In an effort to distinguish between patients whose fevers would spontaneously resolve and those with clinically meaningful or severe CRS, the investigators retrospectively analyzed cytokine increases in serum samples from all 16 patients on the phase I trial. Of the 39 cytokines screened, 7 inflammatory cytokines correlated with pretreatment tumor burden and severe CRS. They are interferon-gamma, interleukin-5, IL-6, IL-10, Flt-3L, granulocyte-macrophage colony-stimulating factor, and fractalkine.

In addition, patients requiring intensive medical intervention had a 75-fold increase over pretreatment baseline levels in two of the seven cytokines, and universally exhibited at least one clinical sign of toxicity such as hypotension, hypoxia, or neurologic disorders.

"Thus, on the basis of the combined clinical and cytokine data, we could accurately define a severe CRS in those patients with the triad of persistent fevers (38° C) for more than 3 days, selected cytokine elevations, and additional clinical evidence of toxicity," Dr. Davila reported.

CRP as a surrogate

Cytokine monitoring, however, is unlikely to be performed daily because of cost and time constraints. CRP was selected as a surrogate for cytokine elevation based on the well-known association between CRP levels and IL-6 and the clinical amelioration of severe CRS afforded by IL-6 receptor blockade.

"We observed a clear difference between the CRP levels of patients with a severe CRS vs. patients classified as having either mild or no CRS," he noted.

Only those patients who met the criteria for severe CRS had a CRP level of 20 mg/dL or more. Patients whose CRP exceeded this threshold were at particularly high risk for CRS (sensitivity, 86%; specificity, 100%).

"CRP, a routinely available lab test, can serve as a surrogate for predicting development of the CRS," coauthor and colleague Dr. Renier J. Brentjens said in an interview. "This allows for sensitive day-to-day assessment of cytokine release in treated patients, which will allow for better management of CRS in CAR T-cell-treated patients," said Dr. Brentjens, director of cellular therapeutics at Memorial Sloan-Kettering Cancer Center.
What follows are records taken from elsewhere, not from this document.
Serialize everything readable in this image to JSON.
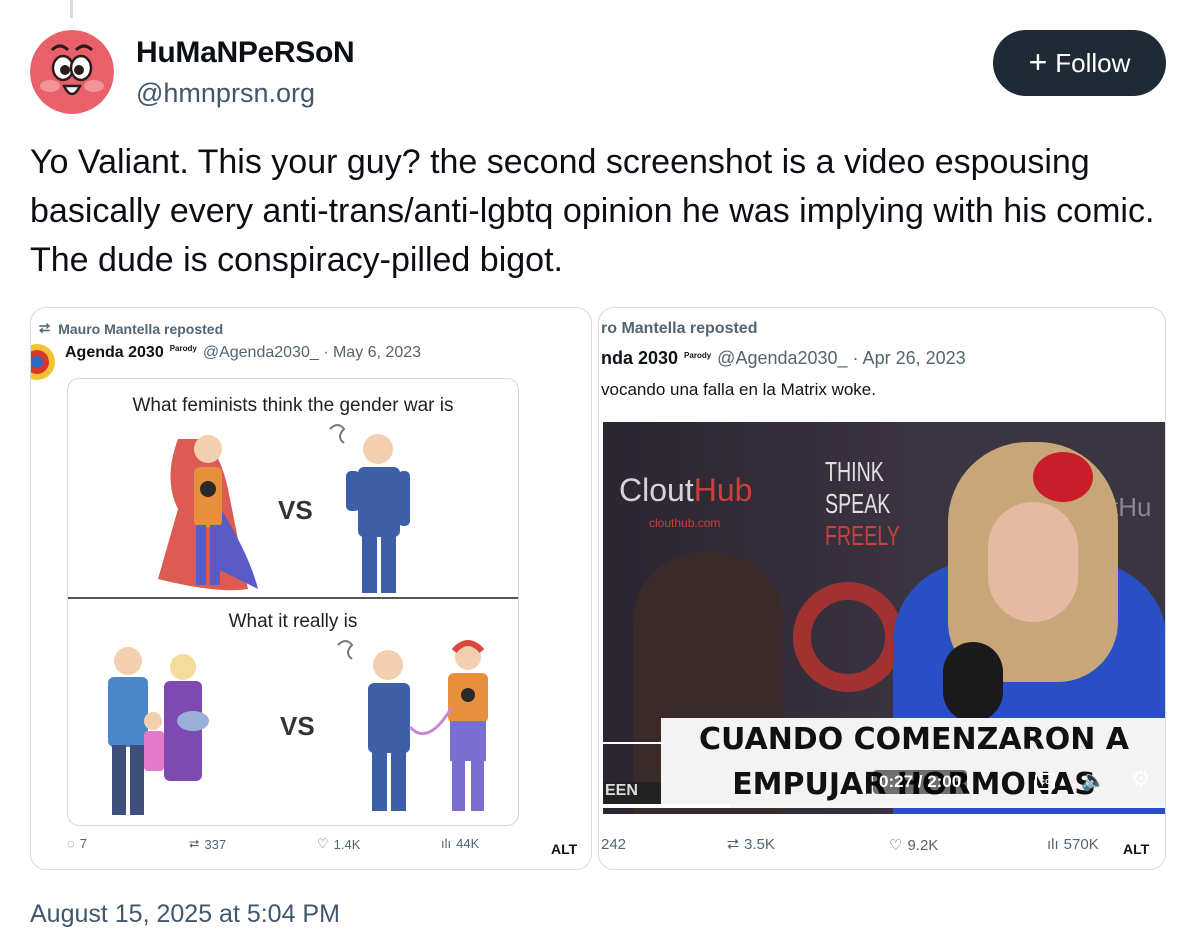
{
  "author": {
    "display_name": "HuMaNPeRSoN",
    "handle": "@hmnprsn.org",
    "avatar_icon": "cartoon-face-avatar"
  },
  "follow_button": {
    "label": "Follow",
    "icon": "plus-icon",
    "bg": "#1f2a37"
  },
  "post": {
    "text": "Yo Valiant. This your guy? the second screenshot is a video espousing basically every anti-trans/anti-lgbtq opinion he was implying with his comic. The dude is conspiracy-pilled bigot.",
    "timestamp": "August 15, 2025 at 5:04 PM"
  },
  "images": [
    {
      "repost": "Mauro Mantella reposted",
      "author": "Agenda 2030",
      "parody": "Parody",
      "meta": "@Agenda2030_ · May 6, 2023",
      "comic_top": "What feminists think the gender war is",
      "comic_bottom": "What it really is",
      "vs": "VS",
      "stats": {
        "replies": "7",
        "reposts": "337",
        "likes": "1.4K",
        "views": "44K"
      },
      "alt": "ALT"
    },
    {
      "repost": "ro Mantella reposted",
      "author": "nda 2030",
      "parody": "Parody",
      "meta": "@Agenda2030_ · Apr 26, 2023",
      "tweet_text": "vocando una falla en la Matrix woke.",
      "video_sign": {
        "brand": "CloutHub",
        "brand_a": "Clout",
        "brand_b": "Hub",
        "url": "clouthub.com",
        "slogan_1": "THINK",
        "slogan_2": "SPEAK",
        "slogan_3": "FREELY",
        "side": "tHu"
      },
      "caption_1": "CUANDO COMENZARON A",
      "caption_2": "EMPUJAR HORMONAS",
      "time": "0:27 / 2:00",
      "ticker": "EEN",
      "stats": {
        "replies": "242",
        "reposts": "3.5K",
        "likes": "9.2K",
        "views": "570K"
      },
      "alt": "ALT"
    }
  ]
}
Dr. David L. Porter, director of blood and marrow transplantation at the University of Pennsylvania Hospital, Philadelphia, said they too have found that CRP tracks with severity of CRS. However, at least at this point, while it may help predict which patients have a more severe reaction, it does not allow for early or different intervention.

"It remains completely unknown whether early intervention for CRS will inhibit the T-cell activity," he said in an interview. "We have developed a grading system for CRS that was designed to help determine when patients require intervention for CRS based on clinical criteria rather than laboratory values. But ultimately, if CRP or other measurements predict when intervention is appropriate, this will be a very useful assay."

CRS intervention

Treating severe CRS with high-dose steroids resulted in rapid reversal of fevers, cytokines, and other clinical symptoms, but abrogated T-cell expansion and persistence, whereas IL-6 receptor blockade with tocilizumab (Actemra) did not, Dr. Avila reported. Indeed, two patients demonstrated an almost 7,000-fold expansion after first-line tocilizumab.

In addition, the manner of treating severe CRS may affect clinical outcomes. All three patients treated with high-dose steroids relapsed despite previously achieving a complete molecular remission whereas untreated patients or those treated with tocilizumab alone had no evidence of recurrent disease after achieving a complete molecular remission.